Humour, usually in the form of teasing, appears to be another way for the students to deal with the stigma they face in society, the researcher realised. In her dissertation, she cites a situation in which a girl of Moroccan descent shouts that “kut-Marokkanen hier alles verpesten” [“f*cking Moroccans ruin everything here”]. She says it in a joking manner. “To me, it shows that they are very aware of the public discourse about people with a migration background, that they are familiar with it and know that they are the subject of it and are affected by it. It’s hurtful to be seen as an ‘inferior’ group. They try to take the sting out of it with humour. Laughing about it takes away some of the misery. In the end, what else can they do? They can’t very well escape those labels, because everyone keeps calling them that. So they might as well make something positive out of it.”


Parents
“I remember one moment, in the morning, at a classroom door. I’d been at the school for a couple of months and the students knew what my position was.” She was a fly on the wall who sometimes helped with assignments; someone they talked to, but not one of their superiors. “While talking to one of the boys, who said he was tired because he had come home late the previous night, I asked what his parents thought about that. He replied, with a bit of an attitude, that his father had no authority over him. I thought it was strange – he lived at home, so surely his father had some influence over him one way or another. He replied, ‘Miss, you shouldn’t forget that we’re foreigners. We’re not like Dutch people.’ He used his relationship to another culture to make it clear that different rules apply to him, because he belongs to a different group. They don’t have regular meal times or curfews and bedtimes. With that reply, he shut me down. After all, I belong to the other category: the ‘Dutch’ woman with her rules.”

Local dialect
Teachers didn’t appreciate it when students used Turkish or Moroccan words. “They said that everyone had to speak Standard Dutch. At the same time, children who spoke the local dialect – which isn’t Standard Dutch either – were not corrected. Limburgish was seen as acceptable because the school was located in Limburg, but Turkish was positioned as a foreign and therefore inappropriate language.”

Understanding
Van de Weerd is aware of the fact that her study contributes to a sensitive topic. “I think anyone could benefit from reading my findings. Most people think they know exactly what labels like ‘Moroccan’ or ‘Turk’ mean, and don’t take the time to really listen to how these labels are used and test any ideas of their own. This also happens in research – there are a lot of examples of surveys that ask whether someone calls themselves Dutch or Turkish.

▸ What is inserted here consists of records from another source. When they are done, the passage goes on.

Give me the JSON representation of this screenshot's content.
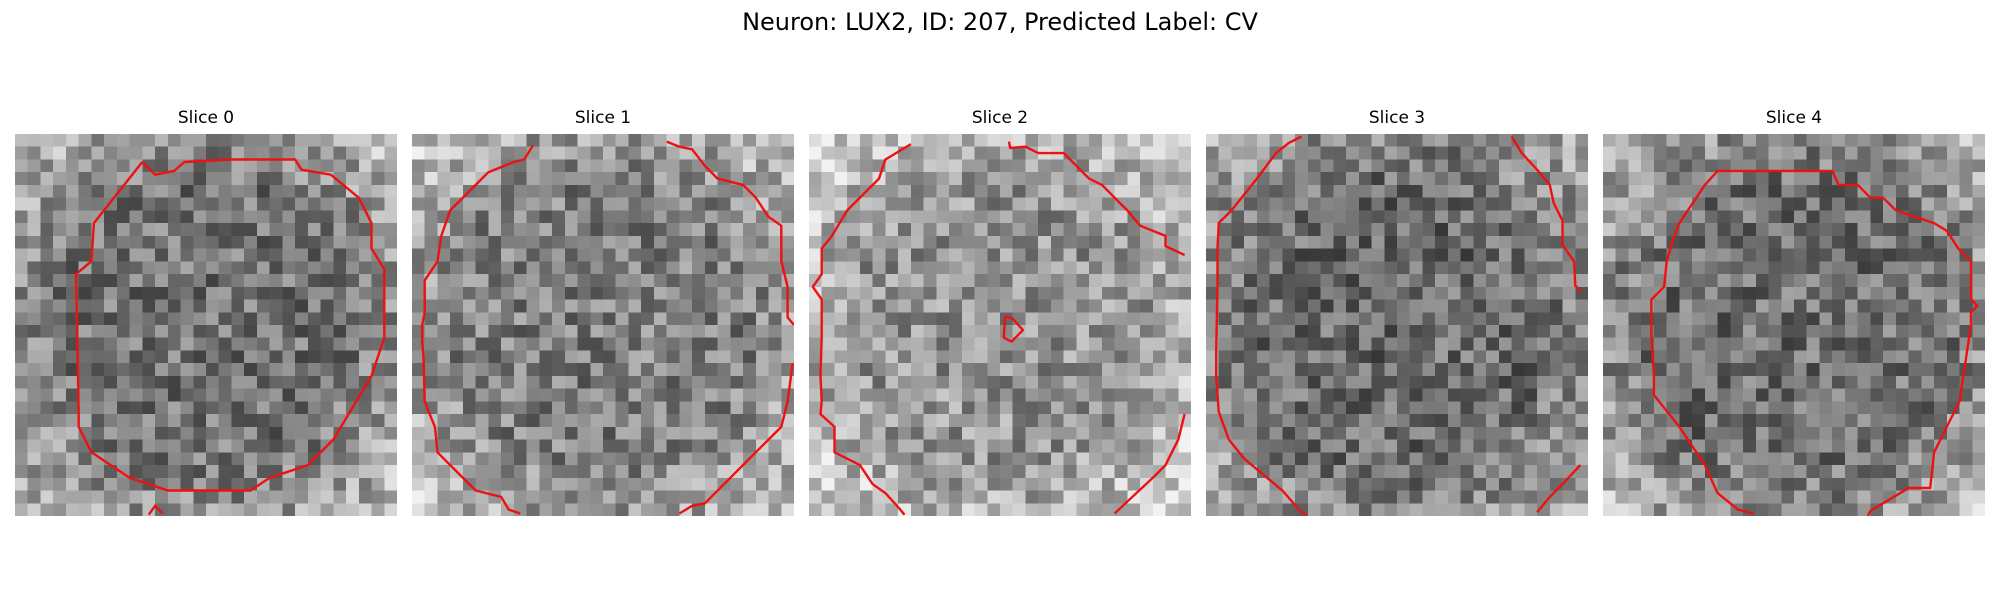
{
  "figure": {
    "title": "Neuron: LUX2, ID: 207, Predicted Label: CV"
  },
  "panels": [
    {
      "title": "Slice 0",
      "contour_color": "#ee1111",
      "seed": 11,
      "center_brightness": 0.46
    },
    {
      "title": "Slice 1",
      "contour_color": "#ee1111",
      "seed": 23,
      "center_brightness": 0.5
    },
    {
      "title": "Slice 2",
      "contour_color": "#ee1111",
      "seed": 37,
      "center_brightness": 0.58
    },
    {
      "title": "Slice 3",
      "contour_color": "#ee1111",
      "seed": 41,
      "center_brightness": 0.42
    },
    {
      "title": "Slice 4",
      "contour_color": "#ee1111",
      "seed": 59,
      "center_brightness": 0.44
    }
  ],
  "colormap": "gray"
}
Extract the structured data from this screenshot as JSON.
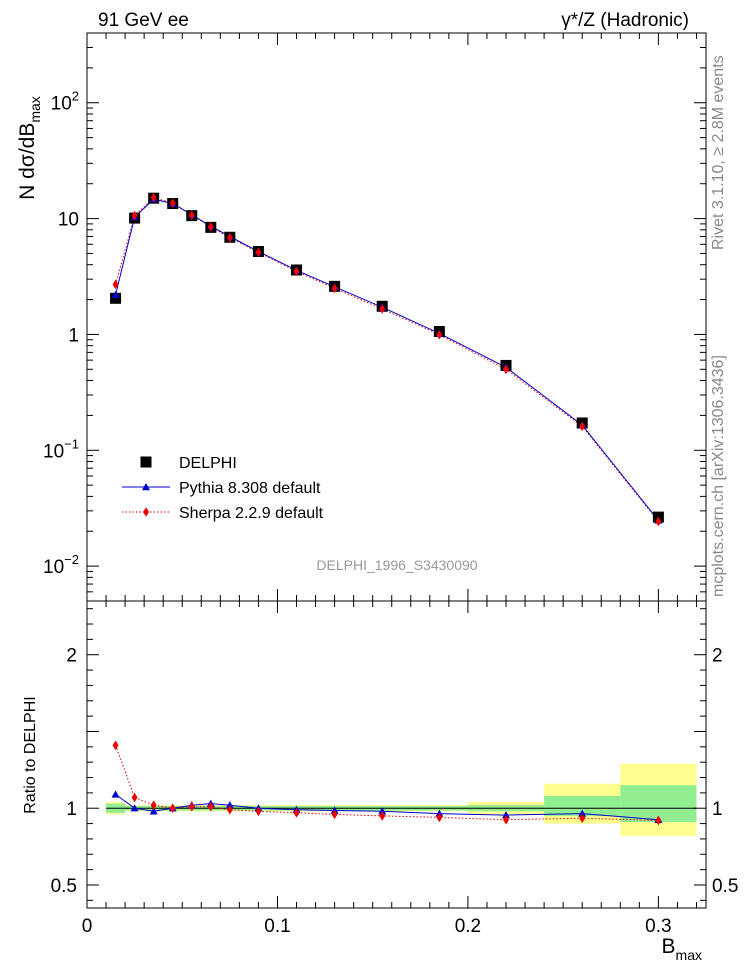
{
  "header": {
    "left": "91 GeV ee",
    "right": "γ*/Z (Hadronic)"
  },
  "side_text": {
    "top": "Rivet 3.1.10, ≥ 2.8M events",
    "bottom": "mcplots.cern.ch [arXiv:1306.3436]"
  },
  "watermark": "DELPHI_1996_S3430090",
  "chart_data": [
    {
      "type": "scatter",
      "panel": "main",
      "ylabel": "N dσ/dB_max",
      "yscale": "log",
      "ylim": [
        0.005,
        400
      ],
      "xlim": [
        0,
        0.325
      ],
      "ytick_values": [
        0.01,
        0.1,
        1,
        10,
        100
      ],
      "ytick_labels": [
        {
          "base": "10",
          "exp": "−2"
        },
        {
          "base": "10",
          "exp": "−1"
        },
        {
          "base": "1",
          "exp": ""
        },
        {
          "base": "10",
          "exp": ""
        },
        {
          "base": "10",
          "exp": "2"
        }
      ],
      "legend_position": "bottom-left",
      "x": [
        0.015,
        0.025,
        0.035,
        0.045,
        0.055,
        0.065,
        0.075,
        0.09,
        0.11,
        0.13,
        0.155,
        0.185,
        0.22,
        0.26,
        0.3
      ],
      "series": [
        {
          "name": "DELPHI",
          "color": "#000000",
          "marker": "square",
          "values": [
            2.05,
            10.1,
            15.0,
            13.5,
            10.6,
            8.4,
            6.9,
            5.2,
            3.6,
            2.6,
            1.75,
            1.06,
            0.54,
            0.172,
            0.0265
          ]
        },
        {
          "name": "Pythia 8.308 default",
          "color": "#0000cc",
          "marker": "triangle",
          "values": [
            2.2,
            10.3,
            14.7,
            13.5,
            10.8,
            8.6,
            7.0,
            5.2,
            3.58,
            2.58,
            1.72,
            1.02,
            0.52,
            0.165,
            0.0248
          ]
        },
        {
          "name": "Sherpa 2.2.9 default",
          "color": "#ee0000",
          "marker": "diamond",
          "values": [
            2.7,
            10.6,
            15.2,
            13.6,
            10.7,
            8.5,
            6.85,
            5.12,
            3.5,
            2.5,
            1.66,
            0.995,
            0.5,
            0.161,
            0.0243
          ]
        }
      ]
    },
    {
      "type": "line",
      "panel": "ratio",
      "xlabel": "B_max",
      "ylabel": "Ratio to DELPHI",
      "ylim": [
        0.35,
        2.35
      ],
      "xlim": [
        0,
        0.325
      ],
      "ytick_labels": [
        "0.5",
        "1",
        "2"
      ],
      "ytick_values": [
        0.5,
        1,
        2
      ],
      "xtick_labels": [
        "0",
        "0.1",
        "0.2",
        "0.3"
      ],
      "xtick_values": [
        0,
        0.1,
        0.2,
        0.3
      ],
      "x": [
        0.015,
        0.025,
        0.035,
        0.045,
        0.055,
        0.065,
        0.075,
        0.09,
        0.11,
        0.13,
        0.155,
        0.185,
        0.22,
        0.26,
        0.3
      ],
      "series": [
        {
          "name": "Pythia 8.308 default",
          "color": "#0000cc",
          "marker": "triangle",
          "values": [
            1.09,
            1.0,
            0.98,
            1.0,
            1.02,
            1.03,
            1.02,
            1.0,
            0.99,
            0.985,
            0.98,
            0.965,
            0.955,
            0.965,
            0.925
          ]
        },
        {
          "name": "Sherpa 2.2.9 default",
          "color": "#ee0000",
          "marker": "diamond",
          "values": [
            1.41,
            1.07,
            1.02,
            1.0,
            1.01,
            1.01,
            0.99,
            0.98,
            0.97,
            0.96,
            0.95,
            0.94,
            0.925,
            0.935,
            0.92
          ]
        }
      ],
      "uncertainty_bands": {
        "bin_edges": [
          0.01,
          0.02,
          0.03,
          0.04,
          0.05,
          0.06,
          0.07,
          0.08,
          0.1,
          0.12,
          0.14,
          0.17,
          0.2,
          0.24,
          0.28,
          0.32
        ],
        "stat_color": "#90ee90",
        "total_color": "#ffff90",
        "stat": [
          [
            0.97,
            1.03
          ],
          [
            0.985,
            1.015
          ],
          [
            0.985,
            1.015
          ],
          [
            0.985,
            1.015
          ],
          [
            0.985,
            1.015
          ],
          [
            0.985,
            1.015
          ],
          [
            0.985,
            1.015
          ],
          [
            0.985,
            1.015
          ],
          [
            0.985,
            1.015
          ],
          [
            0.985,
            1.015
          ],
          [
            0.985,
            1.015
          ],
          [
            0.985,
            1.015
          ],
          [
            0.98,
            1.02
          ],
          [
            0.95,
            1.08
          ],
          [
            0.91,
            1.15
          ]
        ],
        "total": [
          [
            0.96,
            1.04
          ],
          [
            0.98,
            1.02
          ],
          [
            0.98,
            1.02
          ],
          [
            0.98,
            1.02
          ],
          [
            0.98,
            1.02
          ],
          [
            0.98,
            1.02
          ],
          [
            0.98,
            1.02
          ],
          [
            0.98,
            1.02
          ],
          [
            0.98,
            1.02
          ],
          [
            0.98,
            1.02
          ],
          [
            0.98,
            1.02
          ],
          [
            0.98,
            1.02
          ],
          [
            0.96,
            1.04
          ],
          [
            0.9,
            1.16
          ],
          [
            0.82,
            1.29
          ]
        ]
      }
    }
  ]
}
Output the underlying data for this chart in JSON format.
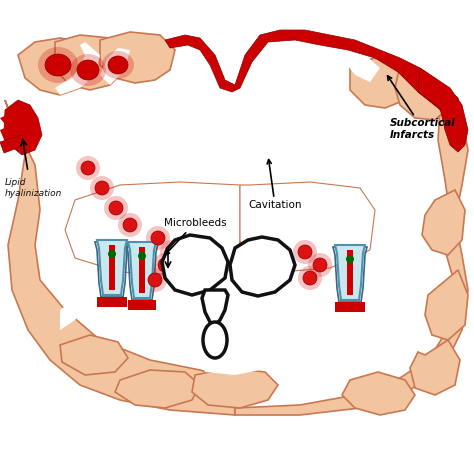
{
  "bg_color": "#ffffff",
  "brain_fill": "#f2c5a0",
  "brain_inner": "#f8dcc8",
  "brain_outline": "#c87850",
  "sulci_color": "#c87850",
  "red_infarct": "#cc0000",
  "microblee_color": "#dd1111",
  "vessel_blue": "#c8e8f0",
  "vessel_outline": "#5090a8",
  "text_color": "#111111",
  "figsize": [
    4.74,
    4.74
  ],
  "dpi": 100,
  "labels": {
    "subcortical": "Subcortical\nInfarcts",
    "cavitation": "Cavitation",
    "microbleeds": "Microbleeds",
    "lipid": "Lipid\nhyalinization"
  }
}
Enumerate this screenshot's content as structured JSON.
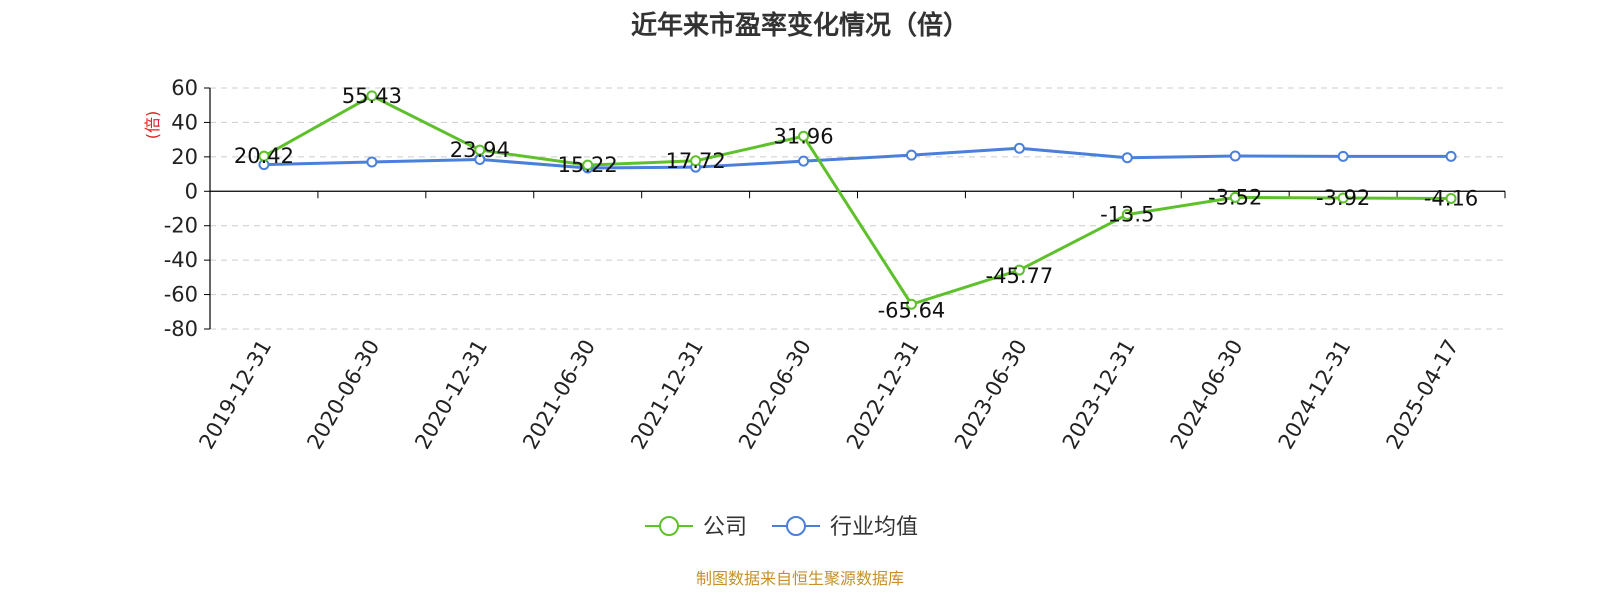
{
  "chart_data": {
    "type": "line",
    "title": "近年来市盈率变化情况（倍）",
    "ylabel": "(倍)",
    "xlabel": "",
    "ylim": [
      -80,
      60
    ],
    "yticks": [
      60,
      40,
      20,
      0,
      -20,
      -40,
      -60,
      -80
    ],
    "grid": true,
    "legend_position": "bottom-center",
    "categories": [
      "2019-12-31",
      "2020-06-30",
      "2020-12-31",
      "2021-06-30",
      "2021-12-31",
      "2022-06-30",
      "2022-12-31",
      "2023-06-30",
      "2023-12-31",
      "2024-06-30",
      "2024-12-31",
      "2025-04-17"
    ],
    "series": [
      {
        "name": "公司",
        "color": "#5ec12c",
        "values": [
          20.42,
          55.43,
          23.94,
          15.22,
          17.72,
          31.96,
          -65.64,
          -45.77,
          -13.5,
          -3.52,
          -3.92,
          -4.16
        ],
        "labels": [
          "20.42",
          "55.43",
          "23.94",
          "15.22",
          "17.72",
          "31.96",
          "-65.64",
          "-45.77",
          "-13.5",
          "-3.52",
          "-3.92",
          "-4.16"
        ]
      },
      {
        "name": "行业均值",
        "color": "#4a7fdb",
        "values": [
          15.5,
          17.0,
          18.5,
          13.5,
          14.0,
          17.5,
          21.0,
          25.0,
          19.5,
          20.5,
          20.3,
          20.3
        ]
      }
    ]
  },
  "source": {
    "text": "制图数据来自恒生聚源数据库",
    "color": "#c8902a"
  }
}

This is taken to be a sign of a sense of citizenship or belonging, but the researchers didn’t look at what those labels mean to those people.” She also hopes there will be workshops in secondary schools and higher education institutions to get teachers and students to talk about this topic. “What does it mean to one person when they say ‘Moroccan’ or ‘Turk’ and what does it mean to someone else? Are there any differences? All this could lead to better understanding.”